To administer the study Williams and three other investigators studied server logs from the game, which were provided by Sony Online.
The logs were divided into three categories: action (what players did and made), interaction (who players interacted with) and transaction (what they bought and sold). The team could tell who was going on quests with whom, who players grouped with, who was fighting what monster.
The National Science Foundation and the Army Research Institute funded the study, but Sony Online gave the research team access to the logs because it was interested in the study’s findings as a way to better understand their players, says company spokesperson Courtney Simmons.
Nothing personal
But Simmons stresses that Sony Online didn’t want to know too much — or let the researchers get too personal.
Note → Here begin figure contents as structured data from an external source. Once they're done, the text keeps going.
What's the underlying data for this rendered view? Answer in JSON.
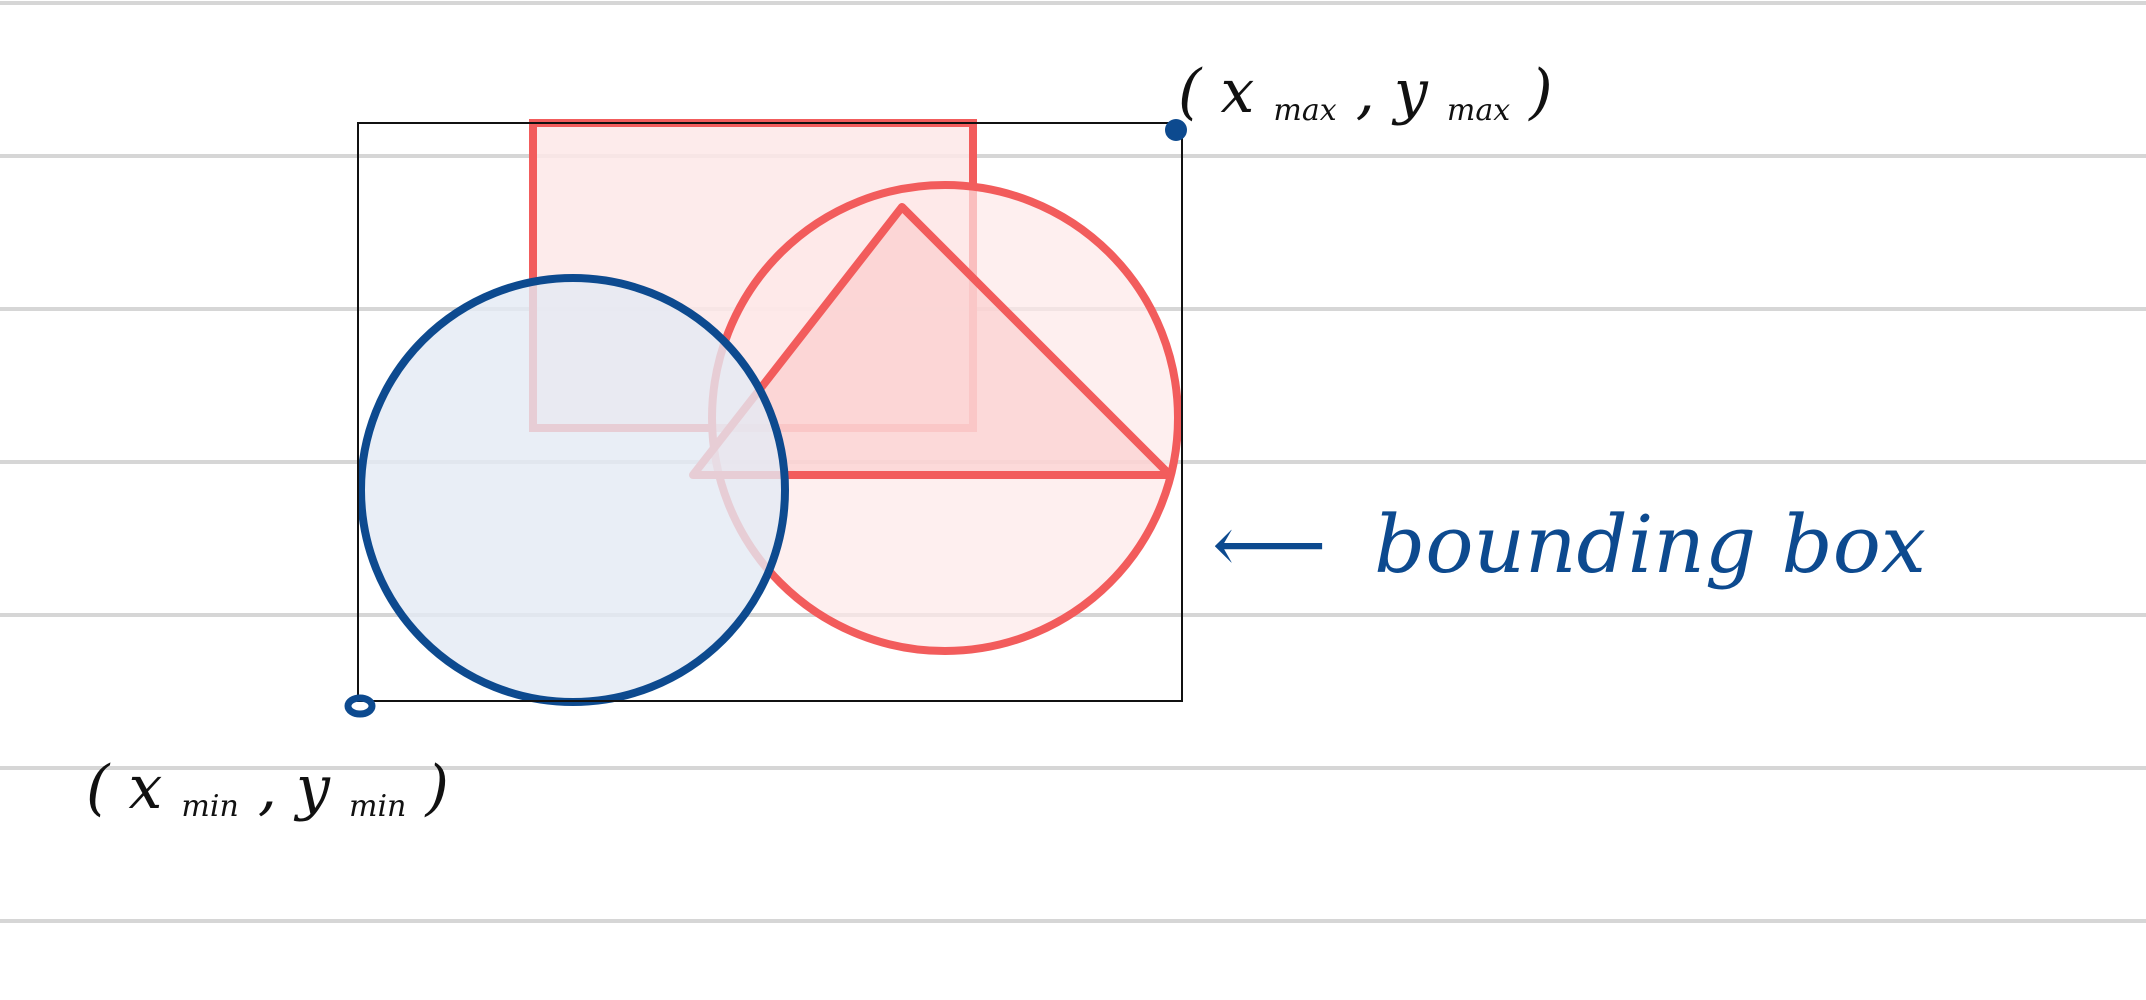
{
  "colors": {
    "ruled_line": "#d6d6d6",
    "bounding_box": "#111111",
    "shape_red": "#f25c5c",
    "shape_red_fill": "#fde8e8",
    "triangle_fill": "#fbcdcd",
    "shape_blue": "#0d4a8f",
    "shape_blue_fill": "#e4eaf4",
    "annotation_blue": "#0d4a8f",
    "annotation_black": "#111111"
  },
  "labels": {
    "max_corner": {
      "open": "(",
      "x": "x",
      "x_sub": "max",
      "sep": ", ",
      "y": "y",
      "y_sub": "max",
      "close": ")"
    },
    "min_corner": {
      "open": "(",
      "x": "x",
      "x_sub": "min",
      "sep": ", ",
      "y": "y",
      "y_sub": "min",
      "close": ")"
    },
    "bounding_box_note": {
      "arrow": "⟵",
      "text": "bounding box"
    }
  },
  "shapes": [
    {
      "kind": "rectangle",
      "color": "red"
    },
    {
      "kind": "circle",
      "color": "red"
    },
    {
      "kind": "triangle",
      "color": "red"
    },
    {
      "kind": "circle",
      "color": "blue"
    }
  ],
  "icons": [
    "corner-point-icon"
  ]
}
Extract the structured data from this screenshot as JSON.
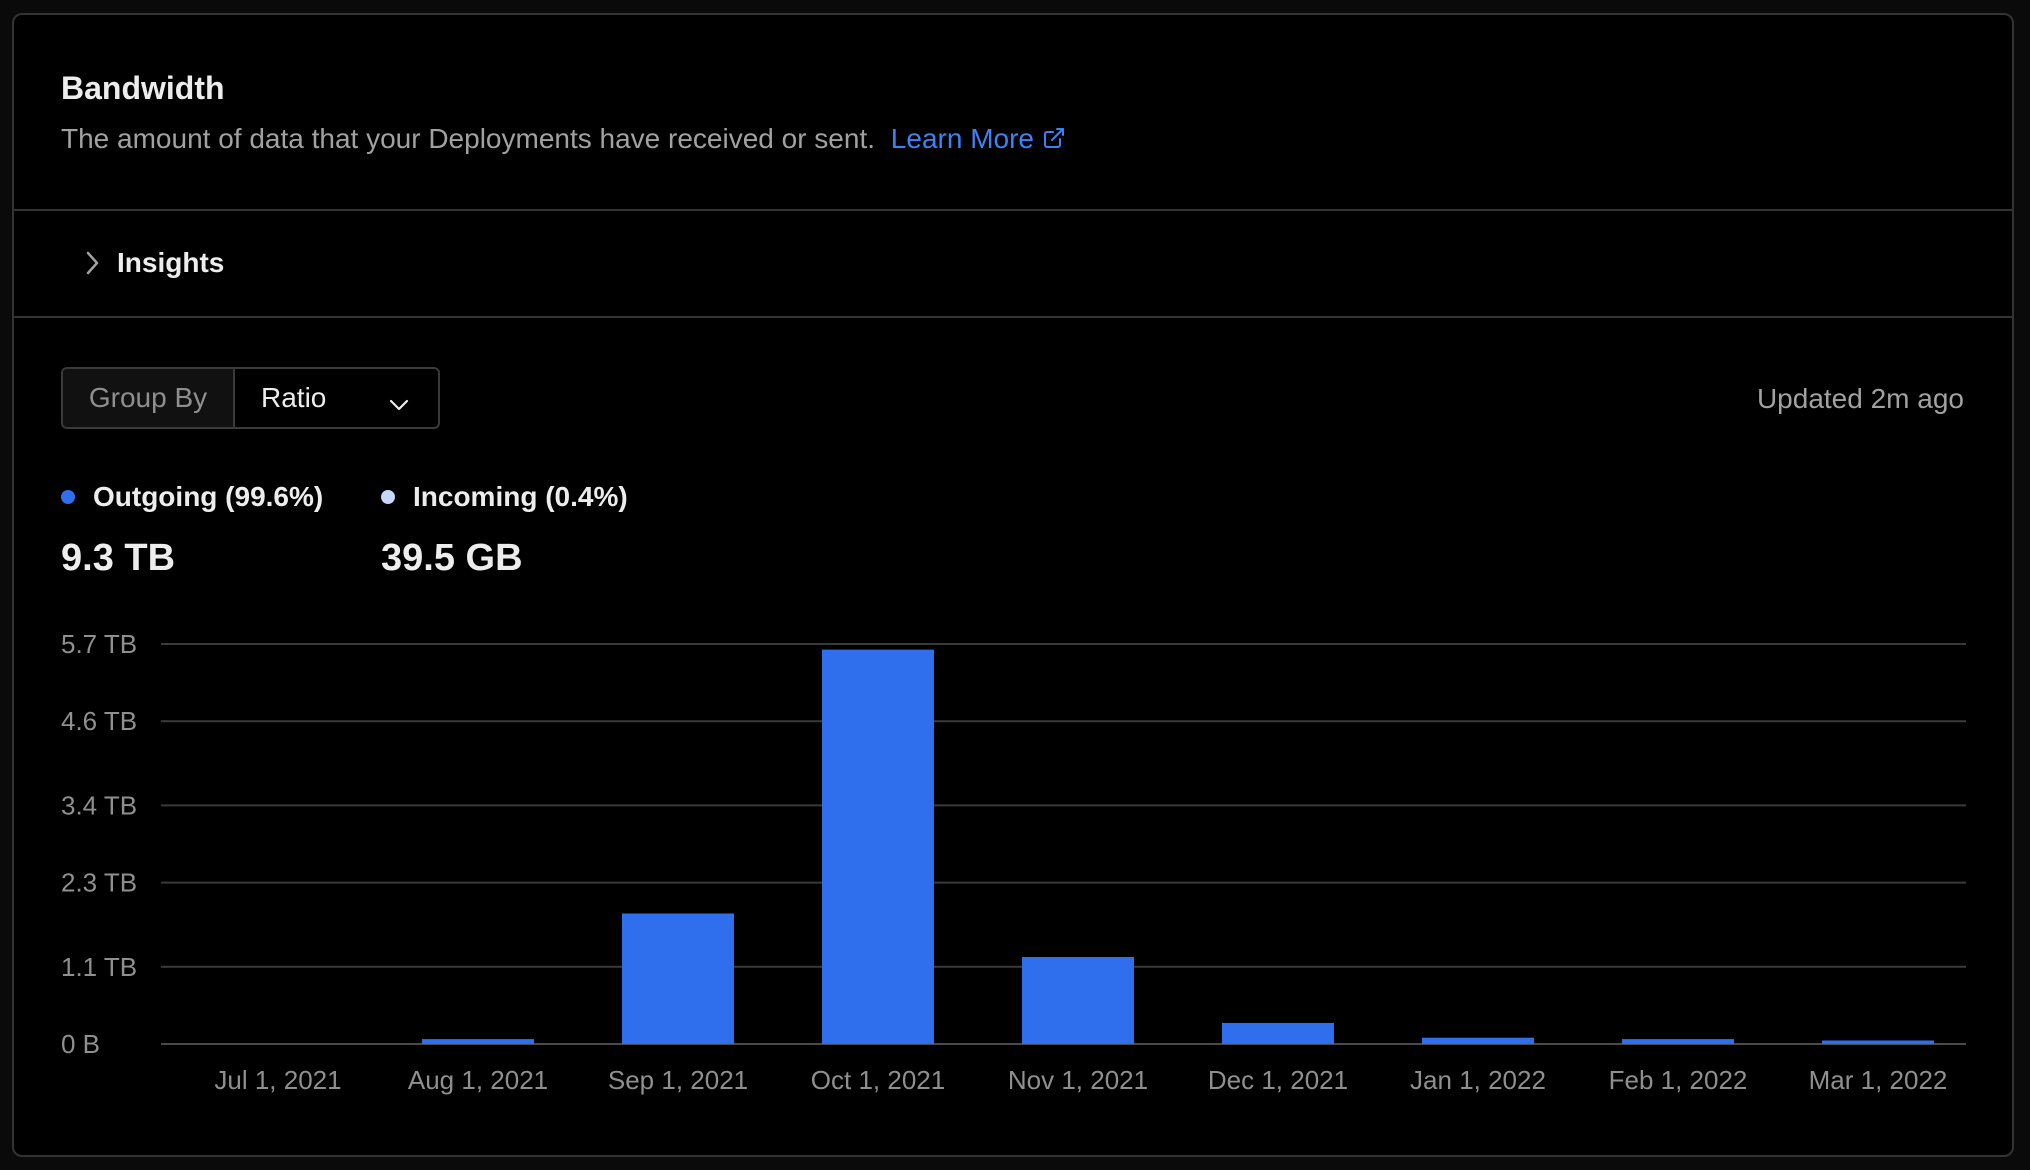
{
  "header": {
    "title": "Bandwidth",
    "subtitle": "The amount of data that your Deployments have received or sent.",
    "learn_more": "Learn More",
    "link_icon": "external-link-icon"
  },
  "insights": {
    "label": "Insights",
    "icon": "chevron-right-icon"
  },
  "controls": {
    "group_by_label": "Group By",
    "group_by_value": "Ratio",
    "updated": "Updated 2m ago"
  },
  "legend": [
    {
      "label": "Outgoing (99.6%)",
      "total": "9.3 TB",
      "color": "#2f6fed"
    },
    {
      "label": "Incoming (0.4%)",
      "total": "39.5 GB",
      "color": "#c7d7fb"
    }
  ],
  "chart_data": {
    "type": "bar",
    "categories": [
      "Jul 1, 2021",
      "Aug 1, 2021",
      "Sep 1, 2021",
      "Oct 1, 2021",
      "Nov 1, 2021",
      "Dec 1, 2021",
      "Jan 1, 2022",
      "Feb 1, 2022",
      "Mar 1, 2022"
    ],
    "series": [
      {
        "name": "Outgoing (99.6%)",
        "values": [
          0,
          0.07,
          1.86,
          5.62,
          1.24,
          0.3,
          0.09,
          0.07,
          0.05
        ],
        "color": "#2f6fed"
      }
    ],
    "y_ticks": [
      0,
      1.1,
      2.3,
      3.4,
      4.6,
      5.7
    ],
    "y_tick_labels": [
      "0 B",
      "1.1 TB",
      "2.3 TB",
      "3.4 TB",
      "4.6 TB",
      "5.7 TB"
    ],
    "ylim": [
      0,
      5.7
    ],
    "grid": true,
    "unit": "TB"
  }
}
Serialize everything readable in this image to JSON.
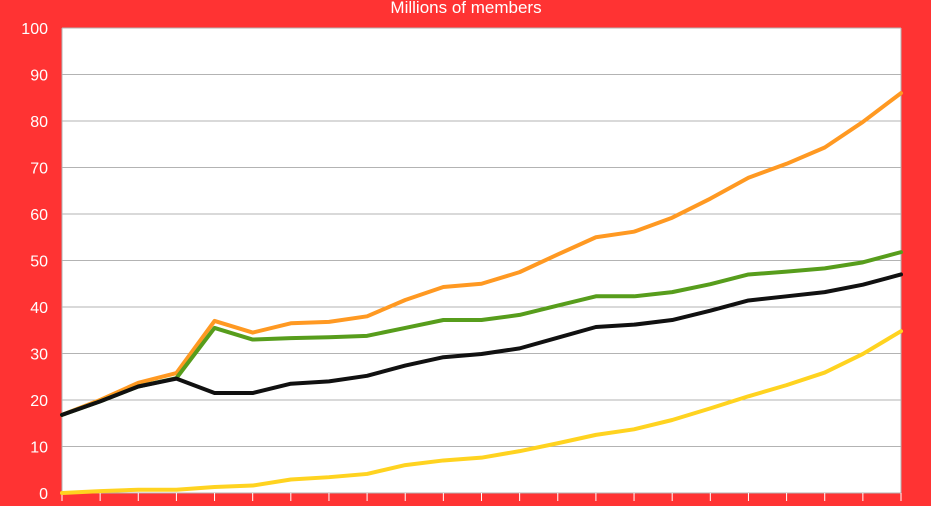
{
  "chart_data": {
    "type": "line",
    "title": "Millions of members",
    "xlabel": "",
    "ylabel": "",
    "ylim": [
      0,
      100
    ],
    "yticks": [
      0,
      10,
      20,
      30,
      40,
      50,
      60,
      70,
      80,
      90,
      100
    ],
    "x": [
      0,
      1,
      2,
      3,
      4,
      5,
      6,
      7,
      8,
      9,
      10,
      11,
      12,
      13,
      14,
      15,
      16,
      17,
      18,
      19,
      20,
      21,
      22
    ],
    "grid": true,
    "legend": "none",
    "series": [
      {
        "color": "#ff9922",
        "values": [
          16.8,
          20,
          23.7,
          25.8,
          37,
          34.5,
          36.5,
          36.8,
          38,
          41.5,
          44.3,
          45,
          47.5,
          51.3,
          55,
          56.2,
          59.2,
          63.3,
          67.8,
          70.8,
          74.3,
          79.8,
          86
        ]
      },
      {
        "color": "#579d1c",
        "values": [
          16.8,
          19.7,
          22.9,
          24.7,
          35.5,
          33,
          33.3,
          33.5,
          33.8,
          35.5,
          37.2,
          37.2,
          38.3,
          40.3,
          42.3,
          42.3,
          43.2,
          44.9,
          47,
          47.6,
          48.3,
          49.6,
          51.8
        ]
      },
      {
        "color": "#111111",
        "values": [
          16.8,
          19.7,
          22.9,
          24.6,
          21.5,
          21.5,
          23.5,
          24,
          25.2,
          27.4,
          29.2,
          29.9,
          31.1,
          33.4,
          35.7,
          36.2,
          37.2,
          39.2,
          41.4,
          42.3,
          43.2,
          44.8,
          47
        ]
      },
      {
        "color": "#ffd320",
        "values": [
          0,
          0.4,
          0.7,
          0.7,
          1.3,
          1.6,
          2.9,
          3.4,
          4.1,
          6,
          7,
          7.6,
          9,
          10.7,
          12.5,
          13.7,
          15.7,
          18.2,
          20.8,
          23.2,
          25.9,
          29.9,
          34.8
        ]
      }
    ]
  }
}
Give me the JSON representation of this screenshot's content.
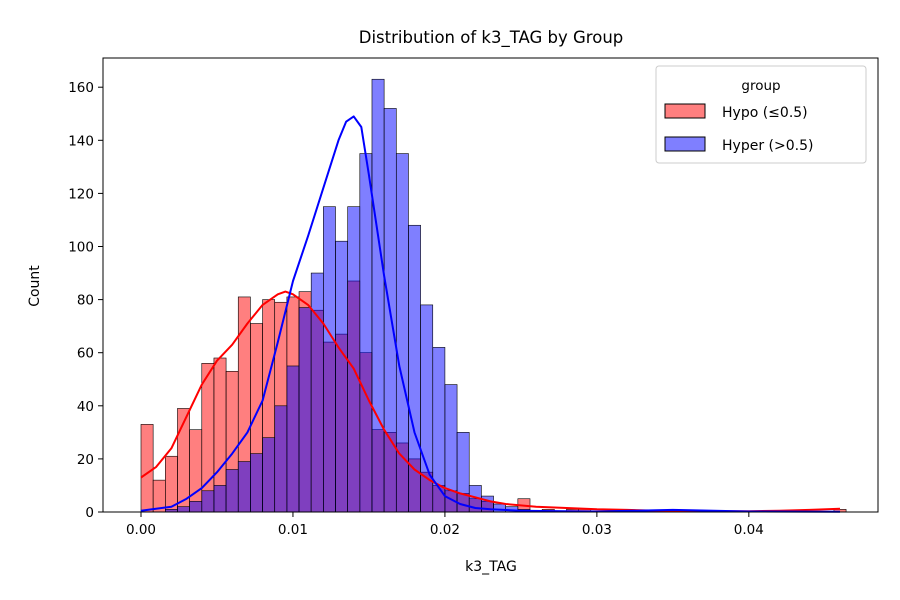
{
  "chart_data": {
    "type": "histogram",
    "title": "Distribution of k3_TAG by Group",
    "xlabel": "k3_TAG",
    "ylabel": "Count",
    "xlim": [
      -0.0025,
      0.0485
    ],
    "ylim": [
      0,
      171
    ],
    "x_ticks": [
      0.0,
      0.01,
      0.02,
      0.03,
      0.04
    ],
    "x_tick_labels": [
      "0.00",
      "0.01",
      "0.02",
      "0.03",
      "0.04"
    ],
    "y_ticks": [
      0,
      20,
      40,
      60,
      80,
      100,
      120,
      140,
      160
    ],
    "y_tick_labels": [
      "0",
      "20",
      "40",
      "60",
      "80",
      "100",
      "120",
      "140",
      "160"
    ],
    "bin_start": 0.0,
    "bin_width": 0.0008,
    "grid": false,
    "legend": {
      "title": "group",
      "placement": "top-right"
    },
    "series": [
      {
        "name": "Hypo (≤0.5)",
        "color": "#ff0000",
        "fill_alpha": 0.5,
        "counts": [
          33,
          12,
          21,
          39,
          31,
          56,
          58,
          53,
          81,
          71,
          80,
          79,
          81,
          83,
          76,
          64,
          67,
          87,
          60,
          31,
          30,
          26,
          20,
          15,
          10,
          8,
          7,
          5,
          4,
          0,
          0,
          5,
          0,
          1,
          0,
          1,
          1,
          0,
          0,
          0,
          0,
          0,
          0,
          0,
          0,
          0,
          0,
          0,
          0,
          0,
          0,
          0,
          0,
          0,
          0,
          0,
          0,
          1
        ],
        "kde": {
          "x": [
            0.0,
            0.001,
            0.002,
            0.003,
            0.004,
            0.005,
            0.006,
            0.007,
            0.008,
            0.009,
            0.0095,
            0.01,
            0.011,
            0.012,
            0.013,
            0.014,
            0.015,
            0.016,
            0.017,
            0.018,
            0.019,
            0.02,
            0.021,
            0.022,
            0.023,
            0.024,
            0.026,
            0.028,
            0.03,
            0.032,
            0.034,
            0.036,
            0.038,
            0.04,
            0.042,
            0.044,
            0.046
          ],
          "y": [
            13,
            17,
            24,
            36,
            48,
            57,
            63,
            71,
            78,
            82,
            83,
            82,
            78,
            71,
            62,
            54,
            42,
            31,
            22,
            16,
            12,
            9,
            7,
            5.5,
            4,
            3,
            2,
            1.5,
            1,
            0.8,
            0.5,
            0.3,
            0.3,
            0.3,
            0.5,
            0.8,
            1.2
          ]
        }
      },
      {
        "name": "Hyper (>0.5)",
        "color": "#0000ff",
        "fill_alpha": 0.5,
        "counts": [
          0,
          0,
          1,
          2,
          4,
          8,
          10,
          16,
          19,
          22,
          28,
          40,
          55,
          77,
          90,
          115,
          102,
          115,
          135,
          163,
          152,
          135,
          108,
          78,
          62,
          48,
          30,
          10,
          6,
          3,
          2,
          1,
          0,
          0,
          0,
          0,
          0,
          0,
          0,
          0,
          0,
          0,
          0,
          0,
          0,
          0,
          0,
          0,
          0,
          0,
          0,
          0,
          0,
          0,
          0,
          0,
          0,
          0
        ],
        "kde": {
          "x": [
            0.0,
            0.002,
            0.003,
            0.004,
            0.005,
            0.006,
            0.007,
            0.008,
            0.009,
            0.01,
            0.011,
            0.012,
            0.013,
            0.0135,
            0.014,
            0.0145,
            0.015,
            0.016,
            0.017,
            0.018,
            0.019,
            0.02,
            0.021,
            0.022,
            0.023,
            0.025,
            0.028,
            0.03,
            0.035,
            0.04,
            0.046
          ],
          "y": [
            0.5,
            2,
            5,
            9,
            15,
            22,
            30,
            42,
            64,
            87,
            104,
            122,
            140,
            147,
            149,
            145,
            127,
            89,
            55,
            30,
            14,
            6,
            3,
            1.5,
            1,
            0.5,
            0.3,
            0.2,
            0.8,
            0.2,
            0.1
          ]
        }
      }
    ]
  }
}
The team didn’t have access to players’ names or any personal information, says Noshir Contractor, another one of the study’s investigators and a social sciences professor at Northwestern University. All the data was made anonymous.
Sony gave the research team the ability to link a survey in the game and an optional battery of questions that asked players how much they played, who they played with, levels of depression and even sexual preferences.
Again, the responses were anonymous, but the team was able to map the 7,000 survey respondents with their actual activity within the game without knowing who the people were.
Players underestimate play time
One finding that isn’t terribly shocking: Players tended to underestimate how much they play. But women significantly lowballed their guesses: Women self-reported, on average, 26 hours of weekly play and their actual average play time was 29 hours. Men, by contrast, were off by only an hour.
Williams says that while there are more men playing than women, women are the hardcore players. “That, to me, was a definite myth buster,” he says. “And then the other weird finding, that the players were healthy.”